The first year of an administration is typically when heavy lifting on the budget is done, but all the candidates' campaign plans seem to promise more than they can deliver, especially considering the entrenched budget deficit and the huge cost to the Social Security and Medicare programs of the retirement of the Baby Boom generation.
Barack Obama's "Keeping America's Promise" manifesto, for example, is full of costly prescriptions for the economy. Obama proposes tax cuts for senior citizens and college students, and $500 for every wage-earner, totaling $80 billion-$85 billion a year.

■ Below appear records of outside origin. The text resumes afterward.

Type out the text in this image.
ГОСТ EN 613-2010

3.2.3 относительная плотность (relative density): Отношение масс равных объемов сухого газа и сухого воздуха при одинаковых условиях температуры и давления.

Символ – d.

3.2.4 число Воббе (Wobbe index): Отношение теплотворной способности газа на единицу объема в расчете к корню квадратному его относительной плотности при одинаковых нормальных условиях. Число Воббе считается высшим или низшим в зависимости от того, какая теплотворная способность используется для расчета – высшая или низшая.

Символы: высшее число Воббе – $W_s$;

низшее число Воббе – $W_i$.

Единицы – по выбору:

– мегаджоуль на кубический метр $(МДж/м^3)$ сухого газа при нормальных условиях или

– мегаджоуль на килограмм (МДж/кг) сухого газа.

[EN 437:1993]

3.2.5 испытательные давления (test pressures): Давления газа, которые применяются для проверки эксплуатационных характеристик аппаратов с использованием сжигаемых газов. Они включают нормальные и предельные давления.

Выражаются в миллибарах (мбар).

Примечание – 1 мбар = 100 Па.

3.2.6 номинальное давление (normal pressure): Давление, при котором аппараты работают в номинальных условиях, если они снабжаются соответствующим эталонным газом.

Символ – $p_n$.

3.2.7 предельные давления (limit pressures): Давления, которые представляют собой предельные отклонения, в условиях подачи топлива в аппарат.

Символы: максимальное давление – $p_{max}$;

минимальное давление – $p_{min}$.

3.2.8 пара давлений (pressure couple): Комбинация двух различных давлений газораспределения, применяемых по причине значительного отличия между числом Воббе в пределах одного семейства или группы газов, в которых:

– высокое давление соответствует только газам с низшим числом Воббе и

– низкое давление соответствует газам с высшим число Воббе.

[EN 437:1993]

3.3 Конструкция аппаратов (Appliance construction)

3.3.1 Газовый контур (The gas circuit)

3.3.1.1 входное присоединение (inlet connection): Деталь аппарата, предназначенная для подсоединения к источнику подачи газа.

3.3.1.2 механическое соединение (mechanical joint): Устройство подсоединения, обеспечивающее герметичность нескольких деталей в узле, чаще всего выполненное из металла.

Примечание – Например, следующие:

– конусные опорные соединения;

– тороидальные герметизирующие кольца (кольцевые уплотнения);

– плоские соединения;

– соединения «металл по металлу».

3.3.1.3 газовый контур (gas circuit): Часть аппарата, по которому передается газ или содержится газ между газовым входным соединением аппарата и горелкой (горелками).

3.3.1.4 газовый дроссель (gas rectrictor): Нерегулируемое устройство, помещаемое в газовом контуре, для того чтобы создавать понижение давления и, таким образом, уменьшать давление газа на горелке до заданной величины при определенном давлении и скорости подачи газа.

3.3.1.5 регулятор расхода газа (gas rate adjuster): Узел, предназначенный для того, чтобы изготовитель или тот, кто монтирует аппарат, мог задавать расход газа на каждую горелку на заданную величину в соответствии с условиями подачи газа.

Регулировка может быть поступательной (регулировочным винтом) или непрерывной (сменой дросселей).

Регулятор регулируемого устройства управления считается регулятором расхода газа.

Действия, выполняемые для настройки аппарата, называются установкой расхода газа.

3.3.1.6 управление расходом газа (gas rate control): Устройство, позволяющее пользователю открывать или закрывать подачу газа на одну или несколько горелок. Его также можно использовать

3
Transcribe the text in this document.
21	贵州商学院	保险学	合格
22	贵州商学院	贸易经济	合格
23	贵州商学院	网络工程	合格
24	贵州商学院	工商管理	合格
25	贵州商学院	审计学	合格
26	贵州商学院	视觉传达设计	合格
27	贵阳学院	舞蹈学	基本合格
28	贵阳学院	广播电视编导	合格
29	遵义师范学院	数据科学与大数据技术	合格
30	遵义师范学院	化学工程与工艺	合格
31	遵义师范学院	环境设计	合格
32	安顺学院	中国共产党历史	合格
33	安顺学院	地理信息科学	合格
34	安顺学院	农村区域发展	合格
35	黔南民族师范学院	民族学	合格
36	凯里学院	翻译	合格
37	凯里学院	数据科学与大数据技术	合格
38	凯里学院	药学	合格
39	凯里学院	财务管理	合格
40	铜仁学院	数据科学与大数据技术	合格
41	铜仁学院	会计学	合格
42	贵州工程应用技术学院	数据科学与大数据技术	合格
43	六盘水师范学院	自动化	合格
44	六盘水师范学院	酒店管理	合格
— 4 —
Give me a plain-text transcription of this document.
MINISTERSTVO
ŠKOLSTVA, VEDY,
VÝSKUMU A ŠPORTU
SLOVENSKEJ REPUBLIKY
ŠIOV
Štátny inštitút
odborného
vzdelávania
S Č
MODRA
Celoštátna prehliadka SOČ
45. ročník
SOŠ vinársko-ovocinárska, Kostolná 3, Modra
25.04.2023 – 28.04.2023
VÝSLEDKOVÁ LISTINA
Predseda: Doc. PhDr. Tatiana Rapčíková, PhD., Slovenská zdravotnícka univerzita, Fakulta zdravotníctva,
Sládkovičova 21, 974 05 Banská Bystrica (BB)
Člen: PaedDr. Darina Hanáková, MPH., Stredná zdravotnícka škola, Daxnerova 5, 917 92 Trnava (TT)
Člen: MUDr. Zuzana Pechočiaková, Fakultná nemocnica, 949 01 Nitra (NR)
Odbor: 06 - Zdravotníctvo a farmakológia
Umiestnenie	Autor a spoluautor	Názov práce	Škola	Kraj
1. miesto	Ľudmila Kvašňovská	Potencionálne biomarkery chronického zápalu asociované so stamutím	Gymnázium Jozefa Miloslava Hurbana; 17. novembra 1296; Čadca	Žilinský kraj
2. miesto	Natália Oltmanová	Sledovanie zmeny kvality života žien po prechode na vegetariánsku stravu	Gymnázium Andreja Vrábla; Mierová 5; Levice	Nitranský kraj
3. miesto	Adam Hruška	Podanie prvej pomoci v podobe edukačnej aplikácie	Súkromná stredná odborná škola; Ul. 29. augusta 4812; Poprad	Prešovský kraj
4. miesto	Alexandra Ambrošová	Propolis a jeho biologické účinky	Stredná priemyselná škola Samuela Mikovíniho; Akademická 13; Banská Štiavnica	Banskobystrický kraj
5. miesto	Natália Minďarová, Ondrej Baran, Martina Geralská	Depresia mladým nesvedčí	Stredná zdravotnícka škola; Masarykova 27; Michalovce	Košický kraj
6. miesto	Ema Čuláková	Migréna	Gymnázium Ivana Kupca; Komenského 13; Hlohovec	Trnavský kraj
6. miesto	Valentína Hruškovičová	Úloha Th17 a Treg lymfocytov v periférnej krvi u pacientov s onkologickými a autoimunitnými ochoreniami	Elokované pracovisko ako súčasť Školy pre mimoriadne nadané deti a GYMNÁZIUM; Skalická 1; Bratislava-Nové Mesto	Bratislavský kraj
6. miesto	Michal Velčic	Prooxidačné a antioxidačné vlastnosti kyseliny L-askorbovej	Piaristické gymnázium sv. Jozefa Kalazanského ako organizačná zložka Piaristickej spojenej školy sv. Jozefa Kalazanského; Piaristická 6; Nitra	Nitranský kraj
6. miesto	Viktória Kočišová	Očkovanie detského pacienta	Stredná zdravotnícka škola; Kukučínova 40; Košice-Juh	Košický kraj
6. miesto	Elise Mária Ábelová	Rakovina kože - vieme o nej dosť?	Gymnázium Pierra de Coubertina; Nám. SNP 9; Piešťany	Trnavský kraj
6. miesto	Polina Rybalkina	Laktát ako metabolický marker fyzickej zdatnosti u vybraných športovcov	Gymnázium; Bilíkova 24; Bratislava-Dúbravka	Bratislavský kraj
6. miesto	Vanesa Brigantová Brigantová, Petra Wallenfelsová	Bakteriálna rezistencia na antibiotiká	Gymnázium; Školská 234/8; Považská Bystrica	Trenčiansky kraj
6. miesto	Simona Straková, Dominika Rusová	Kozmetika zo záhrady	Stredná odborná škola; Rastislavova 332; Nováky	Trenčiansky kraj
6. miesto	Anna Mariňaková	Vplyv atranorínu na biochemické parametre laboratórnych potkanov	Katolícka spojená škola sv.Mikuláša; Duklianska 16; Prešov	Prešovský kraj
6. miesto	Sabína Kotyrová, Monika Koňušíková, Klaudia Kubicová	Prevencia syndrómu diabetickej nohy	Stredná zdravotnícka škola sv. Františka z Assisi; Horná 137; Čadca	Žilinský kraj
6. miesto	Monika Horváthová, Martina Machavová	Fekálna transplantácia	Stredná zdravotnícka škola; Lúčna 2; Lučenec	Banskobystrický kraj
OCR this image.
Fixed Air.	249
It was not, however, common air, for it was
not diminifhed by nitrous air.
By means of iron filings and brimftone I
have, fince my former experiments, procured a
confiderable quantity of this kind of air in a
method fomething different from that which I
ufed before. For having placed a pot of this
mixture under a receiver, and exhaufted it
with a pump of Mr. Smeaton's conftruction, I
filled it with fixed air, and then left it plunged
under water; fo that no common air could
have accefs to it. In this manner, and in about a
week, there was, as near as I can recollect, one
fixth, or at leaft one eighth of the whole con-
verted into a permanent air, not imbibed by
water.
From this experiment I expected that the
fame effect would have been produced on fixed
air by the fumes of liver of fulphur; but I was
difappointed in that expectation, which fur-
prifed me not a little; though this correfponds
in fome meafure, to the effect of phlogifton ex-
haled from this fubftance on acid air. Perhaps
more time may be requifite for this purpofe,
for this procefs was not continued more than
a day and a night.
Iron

He says he would pay for the tax cuts by closing loopholes and offshore tax havens, but those steps would fall far short of fully offsetting their costs.
John McCain wants not only to extend the Bush tax cuts, but also proposes to eliminate the alternative minimum tax, or AMT, which would add more than $2 trillion in accumulated deficits to the federal ledger from 2010-2020. The AMT was enacted in 1969 to make sure the wealthy paid at least some tax, but it now also threatens about 20 million additional taxpayers with levies averaging $2,000 if annual fixes aren't renewed.
Democrats say their budget plans would put the budget back in balance while also making investments in infrastructure, education, community development, clean energy and other programs. They dropped $196 billion worth of Bush-proposed cuts to Medicare and the Medicaid health care program for the poor and disabled.